I am trying to show the following:
Given that $|b-c| \leq a \leq b+c$ show that: $$\frac{a}{1+a} \leq \frac{b}{1+b} + \frac{c}{1+c}$$
So far I have done the following:
$a/(1+a) \leq b/(1+b) + c/(1+c) \iff$
$1-1/(1+a) \leq 2 - 1/(1+b) -1/(1+c) \iff$
$1/(1+b) -1/(1+c) \leq 1 + 1/(1+a) \iff$
$ (2+b+c)/(1+b)(1+c) \leq (2+a)/(1+a) \iff$
$ (2+b+c)(1+a) \leq (2+a)(1+b)(1+c) \iff$
$ a \leq bc(2+a)$
I am not really sure how to proceed from here- any help or hints would be much appreciated.

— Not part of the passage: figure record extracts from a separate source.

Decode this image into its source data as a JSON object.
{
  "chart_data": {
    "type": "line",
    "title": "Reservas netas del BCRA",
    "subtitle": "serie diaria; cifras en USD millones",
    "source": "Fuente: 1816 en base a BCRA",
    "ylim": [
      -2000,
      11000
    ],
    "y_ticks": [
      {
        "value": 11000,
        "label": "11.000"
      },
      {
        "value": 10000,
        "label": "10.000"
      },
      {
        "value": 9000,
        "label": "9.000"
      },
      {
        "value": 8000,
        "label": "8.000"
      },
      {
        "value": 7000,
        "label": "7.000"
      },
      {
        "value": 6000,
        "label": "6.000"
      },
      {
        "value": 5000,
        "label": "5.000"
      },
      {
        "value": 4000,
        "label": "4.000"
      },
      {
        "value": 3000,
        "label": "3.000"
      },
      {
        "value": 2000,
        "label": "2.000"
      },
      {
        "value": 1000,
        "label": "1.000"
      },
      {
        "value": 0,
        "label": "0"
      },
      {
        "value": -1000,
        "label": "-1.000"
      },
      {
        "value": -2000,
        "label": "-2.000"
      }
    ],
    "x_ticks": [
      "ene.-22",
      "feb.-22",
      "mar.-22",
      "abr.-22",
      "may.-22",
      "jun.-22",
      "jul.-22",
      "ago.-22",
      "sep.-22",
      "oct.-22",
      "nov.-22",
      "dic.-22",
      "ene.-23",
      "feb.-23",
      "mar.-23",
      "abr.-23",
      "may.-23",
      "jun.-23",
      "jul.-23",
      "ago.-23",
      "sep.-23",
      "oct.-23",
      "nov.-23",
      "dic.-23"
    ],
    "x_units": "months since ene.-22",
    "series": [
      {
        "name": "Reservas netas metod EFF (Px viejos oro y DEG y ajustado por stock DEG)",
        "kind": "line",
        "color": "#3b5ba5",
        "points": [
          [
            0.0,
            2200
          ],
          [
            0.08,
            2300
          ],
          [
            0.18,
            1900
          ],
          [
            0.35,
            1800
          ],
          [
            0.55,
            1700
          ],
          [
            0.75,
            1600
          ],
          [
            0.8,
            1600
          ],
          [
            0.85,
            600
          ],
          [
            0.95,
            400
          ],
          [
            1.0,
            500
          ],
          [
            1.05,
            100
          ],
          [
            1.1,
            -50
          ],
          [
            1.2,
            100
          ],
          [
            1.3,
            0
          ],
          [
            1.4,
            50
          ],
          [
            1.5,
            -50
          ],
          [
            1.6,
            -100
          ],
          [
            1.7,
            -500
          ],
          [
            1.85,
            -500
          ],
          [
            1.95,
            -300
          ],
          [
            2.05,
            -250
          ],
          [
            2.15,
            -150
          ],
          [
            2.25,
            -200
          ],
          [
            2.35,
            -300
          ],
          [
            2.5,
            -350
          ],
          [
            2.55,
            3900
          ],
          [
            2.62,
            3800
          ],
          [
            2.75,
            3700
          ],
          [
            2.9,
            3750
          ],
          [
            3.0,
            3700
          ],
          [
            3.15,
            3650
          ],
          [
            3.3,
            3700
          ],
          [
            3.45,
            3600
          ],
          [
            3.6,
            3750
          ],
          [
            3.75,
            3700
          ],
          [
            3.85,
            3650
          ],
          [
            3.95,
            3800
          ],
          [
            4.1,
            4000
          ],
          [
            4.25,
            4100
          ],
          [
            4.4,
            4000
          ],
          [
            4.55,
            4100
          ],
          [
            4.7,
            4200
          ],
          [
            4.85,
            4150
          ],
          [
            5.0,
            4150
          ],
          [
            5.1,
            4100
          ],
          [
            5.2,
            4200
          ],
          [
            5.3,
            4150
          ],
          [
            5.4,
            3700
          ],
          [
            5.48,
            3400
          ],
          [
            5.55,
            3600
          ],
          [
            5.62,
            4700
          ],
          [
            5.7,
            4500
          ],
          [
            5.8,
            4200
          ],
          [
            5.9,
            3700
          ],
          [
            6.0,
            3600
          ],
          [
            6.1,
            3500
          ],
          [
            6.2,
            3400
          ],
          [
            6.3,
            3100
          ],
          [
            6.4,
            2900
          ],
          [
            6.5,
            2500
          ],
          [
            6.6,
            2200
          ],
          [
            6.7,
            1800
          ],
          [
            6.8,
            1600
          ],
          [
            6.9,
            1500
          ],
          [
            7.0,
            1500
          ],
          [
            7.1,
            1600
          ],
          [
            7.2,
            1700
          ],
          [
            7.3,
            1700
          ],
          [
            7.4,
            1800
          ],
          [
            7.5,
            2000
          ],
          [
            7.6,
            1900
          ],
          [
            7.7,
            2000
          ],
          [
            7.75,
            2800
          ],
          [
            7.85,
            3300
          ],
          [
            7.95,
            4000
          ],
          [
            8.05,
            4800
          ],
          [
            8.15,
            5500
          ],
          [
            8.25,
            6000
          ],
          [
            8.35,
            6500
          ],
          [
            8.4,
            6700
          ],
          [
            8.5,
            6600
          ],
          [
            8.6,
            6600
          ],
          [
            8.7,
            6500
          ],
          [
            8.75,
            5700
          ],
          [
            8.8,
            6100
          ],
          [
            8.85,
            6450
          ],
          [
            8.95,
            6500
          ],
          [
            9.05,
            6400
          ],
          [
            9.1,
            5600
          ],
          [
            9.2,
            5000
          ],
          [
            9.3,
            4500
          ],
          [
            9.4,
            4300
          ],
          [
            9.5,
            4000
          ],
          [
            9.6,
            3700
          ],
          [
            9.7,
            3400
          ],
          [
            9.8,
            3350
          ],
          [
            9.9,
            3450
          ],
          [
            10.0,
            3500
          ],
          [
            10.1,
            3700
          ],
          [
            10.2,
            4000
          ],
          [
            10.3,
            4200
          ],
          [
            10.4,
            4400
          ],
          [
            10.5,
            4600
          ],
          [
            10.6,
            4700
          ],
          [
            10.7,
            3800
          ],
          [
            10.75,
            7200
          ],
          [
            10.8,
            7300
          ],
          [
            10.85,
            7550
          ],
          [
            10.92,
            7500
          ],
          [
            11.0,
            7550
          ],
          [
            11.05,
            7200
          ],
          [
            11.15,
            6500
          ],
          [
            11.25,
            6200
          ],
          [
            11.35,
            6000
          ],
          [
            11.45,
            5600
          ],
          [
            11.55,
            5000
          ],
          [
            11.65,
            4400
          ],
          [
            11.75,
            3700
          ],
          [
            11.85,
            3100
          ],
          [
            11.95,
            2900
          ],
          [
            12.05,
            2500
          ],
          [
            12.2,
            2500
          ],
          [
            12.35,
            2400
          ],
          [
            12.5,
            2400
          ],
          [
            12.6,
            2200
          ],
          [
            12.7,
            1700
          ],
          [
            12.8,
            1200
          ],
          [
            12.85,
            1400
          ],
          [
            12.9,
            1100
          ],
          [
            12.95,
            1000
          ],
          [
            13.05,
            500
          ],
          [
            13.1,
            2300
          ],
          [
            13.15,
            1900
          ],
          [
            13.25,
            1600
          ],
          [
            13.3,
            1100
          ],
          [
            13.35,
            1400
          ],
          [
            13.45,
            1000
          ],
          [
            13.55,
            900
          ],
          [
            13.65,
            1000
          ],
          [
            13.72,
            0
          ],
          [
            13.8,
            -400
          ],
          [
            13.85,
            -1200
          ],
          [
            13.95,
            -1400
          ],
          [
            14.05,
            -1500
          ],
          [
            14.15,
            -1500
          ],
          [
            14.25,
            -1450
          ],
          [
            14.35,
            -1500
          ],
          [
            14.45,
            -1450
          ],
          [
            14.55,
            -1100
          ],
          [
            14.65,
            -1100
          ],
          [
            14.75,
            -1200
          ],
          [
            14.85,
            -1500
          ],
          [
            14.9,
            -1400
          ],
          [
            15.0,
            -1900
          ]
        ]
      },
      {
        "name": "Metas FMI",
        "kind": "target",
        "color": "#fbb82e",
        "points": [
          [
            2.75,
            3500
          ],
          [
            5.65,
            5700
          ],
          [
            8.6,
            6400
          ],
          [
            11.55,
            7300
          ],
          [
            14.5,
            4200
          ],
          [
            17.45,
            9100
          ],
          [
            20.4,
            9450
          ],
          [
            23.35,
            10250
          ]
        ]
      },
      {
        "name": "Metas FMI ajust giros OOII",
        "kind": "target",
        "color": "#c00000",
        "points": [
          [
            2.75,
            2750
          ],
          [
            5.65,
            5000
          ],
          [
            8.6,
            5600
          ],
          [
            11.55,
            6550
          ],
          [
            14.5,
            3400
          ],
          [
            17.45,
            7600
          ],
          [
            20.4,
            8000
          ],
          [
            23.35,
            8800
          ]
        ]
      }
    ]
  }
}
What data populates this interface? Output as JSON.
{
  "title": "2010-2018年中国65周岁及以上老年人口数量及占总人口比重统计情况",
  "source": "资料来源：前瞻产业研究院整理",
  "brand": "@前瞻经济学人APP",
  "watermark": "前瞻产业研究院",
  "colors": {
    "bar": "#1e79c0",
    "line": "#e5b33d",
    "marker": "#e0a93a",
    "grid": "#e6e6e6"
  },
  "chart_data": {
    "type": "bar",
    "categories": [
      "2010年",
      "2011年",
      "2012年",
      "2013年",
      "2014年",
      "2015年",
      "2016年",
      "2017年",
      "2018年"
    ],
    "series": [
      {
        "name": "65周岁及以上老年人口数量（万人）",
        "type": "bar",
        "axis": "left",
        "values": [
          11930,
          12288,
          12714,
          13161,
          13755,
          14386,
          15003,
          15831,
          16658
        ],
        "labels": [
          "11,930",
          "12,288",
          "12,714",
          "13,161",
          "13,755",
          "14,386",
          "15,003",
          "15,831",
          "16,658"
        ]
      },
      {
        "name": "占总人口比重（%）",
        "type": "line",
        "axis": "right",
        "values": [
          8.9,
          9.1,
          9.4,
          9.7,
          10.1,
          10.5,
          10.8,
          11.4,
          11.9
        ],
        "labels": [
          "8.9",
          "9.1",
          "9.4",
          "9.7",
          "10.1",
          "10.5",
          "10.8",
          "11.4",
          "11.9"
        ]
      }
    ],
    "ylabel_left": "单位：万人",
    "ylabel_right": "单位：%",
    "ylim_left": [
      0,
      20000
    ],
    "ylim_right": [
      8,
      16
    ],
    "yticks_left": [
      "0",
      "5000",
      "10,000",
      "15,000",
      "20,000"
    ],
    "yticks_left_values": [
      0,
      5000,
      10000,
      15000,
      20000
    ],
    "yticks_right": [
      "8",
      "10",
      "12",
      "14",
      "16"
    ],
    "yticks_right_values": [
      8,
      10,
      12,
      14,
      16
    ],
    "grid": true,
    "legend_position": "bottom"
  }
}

I will assume that $a,b,c > 0$ because without such an assumption we cannot even have $1+b$ and $1+c$ in the denominator.
$f(x)=\frac x {1+x}$ is an increasing function of $x$ on $[0,\infty)$. Hence $\frac a {1+a} \leq \frac {b+c} {1+b+c} =\frac b {1+b+c}+\frac c {1+b+c} \leq \frac b {1+b} +\frac c {1+c} $.
I suppose $b,c\ge0$. $$ \frac{b}{1 + b} + \frac{c}{1 + c} \ge \frac{a}{1 + a} $$ $$ \Rightarrow \frac{b + c + 2bc}{1 + b + c +bc} \ge \frac{a}{1 + a} $$ $$ \Rightarrow b + c + 2bc + ab +ca + 2abc\ge a + ab + ca + abc $$ $$ \Rightarrow b + c + 2bc + abc \ge a $$ Add $$ b + c \ge a \quad \textrm{and} \quad bc(a +2)\ge0 $$ And we are done.